I am trying to prove this
$$H(X,Y)=H(X)+H(Y|X)$$
However, I am stuck on a certain part.
$$\begin{align} & -\sum\limits_{x}{\sum\limits_{y}{p(X,Y)\log (p(X,Y))}} \\ & =-\sum\limits_{x}{\sum\limits_{y}{p(X)p(Y|X)\log (p(X)p(Y|X))}} \\ & =-\sum\limits_{x}{\sum\limits_{y}{p(X)p(Y|X)(\log (p(X))+log(p(Y|X)))}} \\ & =-\sum\limits_{x}{\sum\limits_{y}{p(X)p(Y|X)\log (p(X))-\sum\limits_{x}{\sum\limits_{y}{p(X)p(Y|X)log(p(Y|X))}}}} \\ \end{align} $$
Let's call first summation $a$ and second summation $b$. I can easily convert $b$ to $H(Y|X)$ as follows.

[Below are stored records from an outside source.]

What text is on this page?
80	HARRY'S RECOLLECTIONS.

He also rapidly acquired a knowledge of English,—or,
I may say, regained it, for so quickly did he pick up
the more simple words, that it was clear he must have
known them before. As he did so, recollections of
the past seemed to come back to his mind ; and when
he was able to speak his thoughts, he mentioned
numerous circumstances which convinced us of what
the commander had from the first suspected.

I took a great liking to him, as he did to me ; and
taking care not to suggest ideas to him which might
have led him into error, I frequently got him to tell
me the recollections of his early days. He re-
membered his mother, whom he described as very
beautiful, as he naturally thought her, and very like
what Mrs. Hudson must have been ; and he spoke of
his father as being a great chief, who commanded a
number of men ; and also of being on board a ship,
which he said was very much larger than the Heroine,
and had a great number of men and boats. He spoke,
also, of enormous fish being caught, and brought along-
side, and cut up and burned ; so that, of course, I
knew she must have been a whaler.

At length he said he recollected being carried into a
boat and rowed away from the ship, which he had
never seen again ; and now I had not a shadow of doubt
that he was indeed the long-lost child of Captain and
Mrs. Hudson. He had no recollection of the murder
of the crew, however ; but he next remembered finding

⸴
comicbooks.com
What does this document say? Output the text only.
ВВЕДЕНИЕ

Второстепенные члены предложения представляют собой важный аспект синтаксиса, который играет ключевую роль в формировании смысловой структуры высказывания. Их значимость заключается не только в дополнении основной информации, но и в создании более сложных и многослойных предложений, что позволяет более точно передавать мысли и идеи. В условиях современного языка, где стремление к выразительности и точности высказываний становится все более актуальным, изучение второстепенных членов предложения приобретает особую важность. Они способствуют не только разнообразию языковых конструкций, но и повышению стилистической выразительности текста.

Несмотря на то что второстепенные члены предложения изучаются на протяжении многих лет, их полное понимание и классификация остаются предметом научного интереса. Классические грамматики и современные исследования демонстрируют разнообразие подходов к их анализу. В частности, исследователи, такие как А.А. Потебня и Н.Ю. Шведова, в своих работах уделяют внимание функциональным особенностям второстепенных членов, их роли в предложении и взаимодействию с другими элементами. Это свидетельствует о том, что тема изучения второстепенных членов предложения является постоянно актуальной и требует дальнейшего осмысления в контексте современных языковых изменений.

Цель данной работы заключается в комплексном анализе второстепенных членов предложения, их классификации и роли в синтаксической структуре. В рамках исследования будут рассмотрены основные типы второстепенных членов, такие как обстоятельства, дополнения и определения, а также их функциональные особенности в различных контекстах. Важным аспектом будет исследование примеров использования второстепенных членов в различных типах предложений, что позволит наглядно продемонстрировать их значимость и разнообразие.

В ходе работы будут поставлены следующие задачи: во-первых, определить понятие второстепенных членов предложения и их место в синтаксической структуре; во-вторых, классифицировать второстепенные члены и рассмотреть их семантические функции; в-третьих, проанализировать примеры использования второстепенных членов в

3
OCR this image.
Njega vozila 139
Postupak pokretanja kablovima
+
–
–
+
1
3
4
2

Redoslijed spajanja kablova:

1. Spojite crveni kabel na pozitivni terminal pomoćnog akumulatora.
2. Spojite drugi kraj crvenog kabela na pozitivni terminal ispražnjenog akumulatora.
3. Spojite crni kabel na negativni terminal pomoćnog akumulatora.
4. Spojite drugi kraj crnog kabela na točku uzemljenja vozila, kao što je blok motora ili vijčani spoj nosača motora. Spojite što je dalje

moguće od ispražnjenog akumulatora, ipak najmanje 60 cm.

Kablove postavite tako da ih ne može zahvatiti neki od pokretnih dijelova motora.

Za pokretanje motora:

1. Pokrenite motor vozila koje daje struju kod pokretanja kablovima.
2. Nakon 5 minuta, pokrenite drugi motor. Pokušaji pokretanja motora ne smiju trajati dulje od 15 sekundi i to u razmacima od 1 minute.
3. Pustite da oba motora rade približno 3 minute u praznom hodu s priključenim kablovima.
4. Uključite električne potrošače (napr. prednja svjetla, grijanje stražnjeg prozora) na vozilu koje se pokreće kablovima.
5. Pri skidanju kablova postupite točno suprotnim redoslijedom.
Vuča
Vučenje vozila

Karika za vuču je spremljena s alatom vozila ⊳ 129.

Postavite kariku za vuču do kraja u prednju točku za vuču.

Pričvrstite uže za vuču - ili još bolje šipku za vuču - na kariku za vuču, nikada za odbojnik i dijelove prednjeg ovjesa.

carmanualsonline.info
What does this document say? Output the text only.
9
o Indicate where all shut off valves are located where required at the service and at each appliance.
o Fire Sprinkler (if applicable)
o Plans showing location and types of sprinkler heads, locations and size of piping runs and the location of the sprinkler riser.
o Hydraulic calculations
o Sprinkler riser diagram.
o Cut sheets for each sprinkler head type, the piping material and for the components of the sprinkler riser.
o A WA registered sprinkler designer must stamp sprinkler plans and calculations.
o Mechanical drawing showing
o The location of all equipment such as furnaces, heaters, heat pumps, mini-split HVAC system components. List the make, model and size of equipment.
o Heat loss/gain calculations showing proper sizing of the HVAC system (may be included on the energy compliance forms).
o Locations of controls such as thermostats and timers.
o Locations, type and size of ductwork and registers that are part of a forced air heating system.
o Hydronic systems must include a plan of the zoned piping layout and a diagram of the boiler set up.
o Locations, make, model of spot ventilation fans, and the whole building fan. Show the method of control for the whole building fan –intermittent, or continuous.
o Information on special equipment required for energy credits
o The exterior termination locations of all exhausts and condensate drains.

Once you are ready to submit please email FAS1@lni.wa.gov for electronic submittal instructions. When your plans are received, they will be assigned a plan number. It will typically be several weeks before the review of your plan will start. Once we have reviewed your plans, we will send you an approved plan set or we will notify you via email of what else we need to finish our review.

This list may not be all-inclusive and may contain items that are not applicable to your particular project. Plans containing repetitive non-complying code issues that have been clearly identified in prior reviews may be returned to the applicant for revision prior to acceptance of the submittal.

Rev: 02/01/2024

$$\begin{align} & -\sum\limits_{x}{\sum\limits_{y}{p(X=x)p(Y=y|X=x)log(p(Y=y|X=x))}} \\ & =-\sum\limits_{x}{p(X=x)\sum\limits_{y}{p(Y=y|X=x)log(p(Y=y|X=x))}} \\ & =\sum\limits_{x}{p(X=x)H(Y|X=x)} \\ & =H(Y|X) \\ \end{align}$$
But for $a$ I cannot reduce it to $H(X)$
$$\begin{align} & -\sum\limits_{x}{\sum\limits_{y}{p(X=x)p(Y=y|X=x)log(p(X=x))}} \\ & =-\sum\limits_{x}{p(X=x)log(p(X=x))\sum\limits_{y}{p(Y=y|X=x)}} \\ \end{align} $$
I am stuck here. What am I missing?
The answer is given in the chat above; the missing final step is that the final summation with the conditional expectation sums up to 1.